YD277 induces G1 cell cycle arrest in MDA-MB-231 and MDA-MB-468 cells A. The cell cycle distributions of MDA-MB-231 and MDA-MB-468 cells after YD277 treatment. The cells were treated with YD277 at 1, 3 and 10 μM as indicated for 36 h. The cells were stained with propidium iodide (PI) for 30 min at 37°C in dark and subjected to flow cytometer analysis. ML264 was used as the control, which induced S and G2/M phase arrest. B. Compared to DMSO and ML264, YD277 (10 μM) significantly increased the percentage of MDA-MB-231 and MDA-MB-468 cells in G1 phase.
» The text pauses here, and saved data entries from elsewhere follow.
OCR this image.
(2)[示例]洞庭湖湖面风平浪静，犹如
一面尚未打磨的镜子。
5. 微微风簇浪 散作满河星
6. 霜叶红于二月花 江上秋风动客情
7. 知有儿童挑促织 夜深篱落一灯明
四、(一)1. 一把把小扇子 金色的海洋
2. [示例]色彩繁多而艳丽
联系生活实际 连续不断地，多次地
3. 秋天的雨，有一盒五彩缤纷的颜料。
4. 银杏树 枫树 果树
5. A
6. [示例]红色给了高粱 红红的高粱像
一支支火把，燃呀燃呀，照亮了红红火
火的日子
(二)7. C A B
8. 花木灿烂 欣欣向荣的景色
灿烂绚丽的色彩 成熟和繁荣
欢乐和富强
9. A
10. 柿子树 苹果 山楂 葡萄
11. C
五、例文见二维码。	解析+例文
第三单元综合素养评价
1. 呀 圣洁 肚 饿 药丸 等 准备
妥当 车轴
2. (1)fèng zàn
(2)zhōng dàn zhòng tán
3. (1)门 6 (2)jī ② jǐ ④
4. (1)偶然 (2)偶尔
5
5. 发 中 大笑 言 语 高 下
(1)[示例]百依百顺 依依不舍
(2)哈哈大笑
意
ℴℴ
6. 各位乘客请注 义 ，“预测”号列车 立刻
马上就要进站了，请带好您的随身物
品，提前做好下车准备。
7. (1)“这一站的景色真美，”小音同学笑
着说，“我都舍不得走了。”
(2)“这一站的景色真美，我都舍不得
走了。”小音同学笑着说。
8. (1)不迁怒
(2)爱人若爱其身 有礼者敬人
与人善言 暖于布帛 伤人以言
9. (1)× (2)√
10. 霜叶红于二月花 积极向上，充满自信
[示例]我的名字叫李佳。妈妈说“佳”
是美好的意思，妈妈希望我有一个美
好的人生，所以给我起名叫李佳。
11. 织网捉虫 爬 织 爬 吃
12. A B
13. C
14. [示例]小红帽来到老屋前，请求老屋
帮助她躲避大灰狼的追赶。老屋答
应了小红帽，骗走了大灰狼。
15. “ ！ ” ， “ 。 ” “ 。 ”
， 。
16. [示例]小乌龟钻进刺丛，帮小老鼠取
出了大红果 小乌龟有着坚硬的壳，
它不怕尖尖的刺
Each experiment was conducted in triplicate and data are presented as the mean ± SD (n=3). *p < 0.05, **p < 0.01. C. MDA-MB-231 and MDA-MB-468 cells were treated with YD277, ML264, or DMSO for 36 h, and the expression levels of cell cycle related proteins, such as Cyclin D1, p21, and p27, were detected by WB. GAPDH normalized quantitative data were shown below each blot.

Figure 4

YD277 induces apoptosis in MDA-MB-231 and MDA-MB-468 TNBC cells A. The morphology of MDA-MB-231 and MDA-MB-468 cells changed dramatically after 36 h of treatment with YD277 (10 μM). B. YD277 induces apoptosis in MDA-MB-231 and MDA-MB-468 cells in a dose-dependent manner as measured by Annexin V staining and flow cytometry analysis. C. Proportions of Annexin V-positive MDA-MB-231 cells. The data are presented as the mean ± SD (n=3). **p < 0.01, ***p < 0.001. D. Proportions of Annexin V-positive MDA-MB-468 cells.

Figure 5

YD277 regulates the expression levels of apoptosis-related proteins and activates the ER stress pathway A. MDA-MB-231 and MDA-MB-468 cells were treated with YD277, ML264, or DMSO for 36 h, and the expression levels of apoptosis-related proteins were detected by WB. GAPDH normalized quantitative data for Bcl2 and Bcl-xL were shown below their panel. B. MDA-MB-231 and MDA-MB-468 cells were treated with drugs for 36 h, and WB was performed to detect the expression levels of proteins in the ER stress pathway. GAPDH normalized quantitative data were shown below their panel. P-JNK and p-c-Jun were normalized to JNK and c-Jun, respectively. C. IRE1α depletion dramatically increased the IC₅₀ values of YD277 in both MDA-MB-231 and MDA-MB-468 cells. The cells were transiently transfected with 50 nM siRNA against IRE1α for 24 h and subsequently treated with YD277 for 48 h. Cell viability was measured using the SRB assay. D. Knockdown of IRE1α blocked YD277 (4 μM)-induced apoptosis as measured by Annexin V staining and flow cytometry analysis. Data are presented as the mean ± SD (n=3). **p < 0.01. E. IRE1α depletion in both MDA-MB-231 and MDA-MB-468 cells abolished YD277-induced PARP cleavage and JNK activation, as measured by WB. GAPDH normalized quantitative data were shown below their panel. p-JNK was normalized to JNK.

Figure 6

YD277 significantly inhibits the growth of MDA-MB-231 tumor xenografts in nude mice A. Over the course of 20 days, YD277 (15 mg/kg) significantly suppressed the growth of MDA-MB-231 tumor xenographs compared to the vehicle control. B. YD277 did not reduce mouse body weights. C. Photographs of the tumors collected following 20 days of treatment with vehicle or YD277. Tumor weights are also presented (n=16). **p < 0.01. Only 14 tumors are shown after we removed outliers.